Group: country = HAR

  Mean Std.Dev Min Median Max
carbon_percent 34.28 16.07 8.97 31.09 98.90
habitat 5.18 2.85 1.00 5.00 10.00
nitrogen_percent 3.49 1.93 0.02 3.26 10.33
ph 4.52 0.99 1.63 4.56 6.98

Group: country = RET

  Mean Std.Dev Min Median Max
carbon_percent 35.36 16.73 7.23 32.57 95.20
habitat 5.52 2.84 1.00 5.00 10.00
nitrogen_percent 4.55 1.93 0.02 4.28 10.62
ph 4.46 1.02 1.72 4.49 7.53

Group: country = VAL

  Mean Std.Dev Min Median Max
carbon_percent 34.80 16.36 4.42 31.34 105.24
habitat 5.46 2.76 1.00 5.00 10.00
nitrogen_percent 5.43 1.89 1.07 5.26 12.71
ph 4.49 1.00 1.53 4.52 7.29

You can do the above using group_by() then summarise() from the dplyr package but as far as I know you’ll have to manually write out which stats you want which can be a hassle:

CS %>% group_by(country) %>%
  summarise(mean_pH = mean(ph, na.rm = TRUE),
            mean_carbon = mean(carbon_percent, na.rm = TRUE))
## # A tibble: 3 x 3
##   country mean_pH mean_carbon
##   <chr>     <dbl>       <dbl>
## 1 HAR        4.52        34.3
## 2 RET        4.46        35.4
## 3 VAL        4.49        34.8

Quick graphs

While summary statistic tables can be very useful they are no substitute for plotting out your data. For an interesting discussion about this (with dinosaurs!) see this page on how different datasets can be with the same summary statistics.

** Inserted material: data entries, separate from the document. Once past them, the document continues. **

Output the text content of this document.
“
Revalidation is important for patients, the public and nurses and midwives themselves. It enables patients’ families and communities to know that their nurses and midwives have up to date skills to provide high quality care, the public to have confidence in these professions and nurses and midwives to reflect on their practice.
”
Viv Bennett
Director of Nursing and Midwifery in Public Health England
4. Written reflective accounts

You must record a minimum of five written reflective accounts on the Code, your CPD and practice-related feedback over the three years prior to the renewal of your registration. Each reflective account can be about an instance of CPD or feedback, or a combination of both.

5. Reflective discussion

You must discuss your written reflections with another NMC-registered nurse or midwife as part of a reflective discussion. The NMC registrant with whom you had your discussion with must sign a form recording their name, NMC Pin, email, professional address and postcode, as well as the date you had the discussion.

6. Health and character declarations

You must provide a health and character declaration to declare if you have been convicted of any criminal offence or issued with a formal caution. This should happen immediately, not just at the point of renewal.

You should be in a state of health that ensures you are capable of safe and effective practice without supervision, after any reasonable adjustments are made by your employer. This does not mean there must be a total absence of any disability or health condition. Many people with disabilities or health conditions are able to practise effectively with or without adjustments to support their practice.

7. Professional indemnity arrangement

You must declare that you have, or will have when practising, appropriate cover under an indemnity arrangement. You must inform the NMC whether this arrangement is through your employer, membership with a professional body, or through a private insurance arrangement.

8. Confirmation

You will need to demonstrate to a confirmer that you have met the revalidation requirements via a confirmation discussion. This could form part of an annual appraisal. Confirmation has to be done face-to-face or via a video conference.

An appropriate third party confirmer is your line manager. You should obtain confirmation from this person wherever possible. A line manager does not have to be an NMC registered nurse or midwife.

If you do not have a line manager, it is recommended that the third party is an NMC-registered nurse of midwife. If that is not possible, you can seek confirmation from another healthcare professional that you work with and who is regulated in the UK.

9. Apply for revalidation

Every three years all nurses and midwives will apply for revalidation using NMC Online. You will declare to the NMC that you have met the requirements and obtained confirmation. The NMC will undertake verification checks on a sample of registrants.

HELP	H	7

Histograms are great for seeing what kind of distributions your variables have, I often use the multi.hist function from within the psych package to look at my data quickly and easily. Note that this function doesn’t always return the plotting environment to what it was previously so we specify that the plotting parameters should return to one plot per page afterwards

multi.hist(CS[,4:6])

par(mfrow=c(1,1)) 

The pairs plot within R, and the extensions upon it from many other package, is a great way to see how the variables from your dataset are related to each other.The pairs.panels function in psych shows the name of each variable and its histogram down the diagonal, the scatterplots on the lower triangle and the correlation coefficient on the upper triangle. You can change the type of correlation coefficient, and various plotting parameters easily.

pairs.panels(CS[,4:6])

If you want to take an in depth look at one of the plots and identify certain points then you can plot the scatterplot and use the identify function to interactively select points and get a label for what they are - this doesn’t work in rmarkdown but you can try it yourself.

plot(nitrogen_percent ~ carbon_percent, CS)
identify(CS$carbon_percent, CS$nitrogen_percent, labels=CS$plot_id)

Other useful plots include coplots in base R, which show how the relationship between two variables changes with a third variable

coplot(ph ~ carbon_percent|nitrogen_percent, CS)

That’s all that comes to mind right now. There are so many different ways of manipulating and exploring datasets in R. These are just a few that I have found useful and I hope you do too!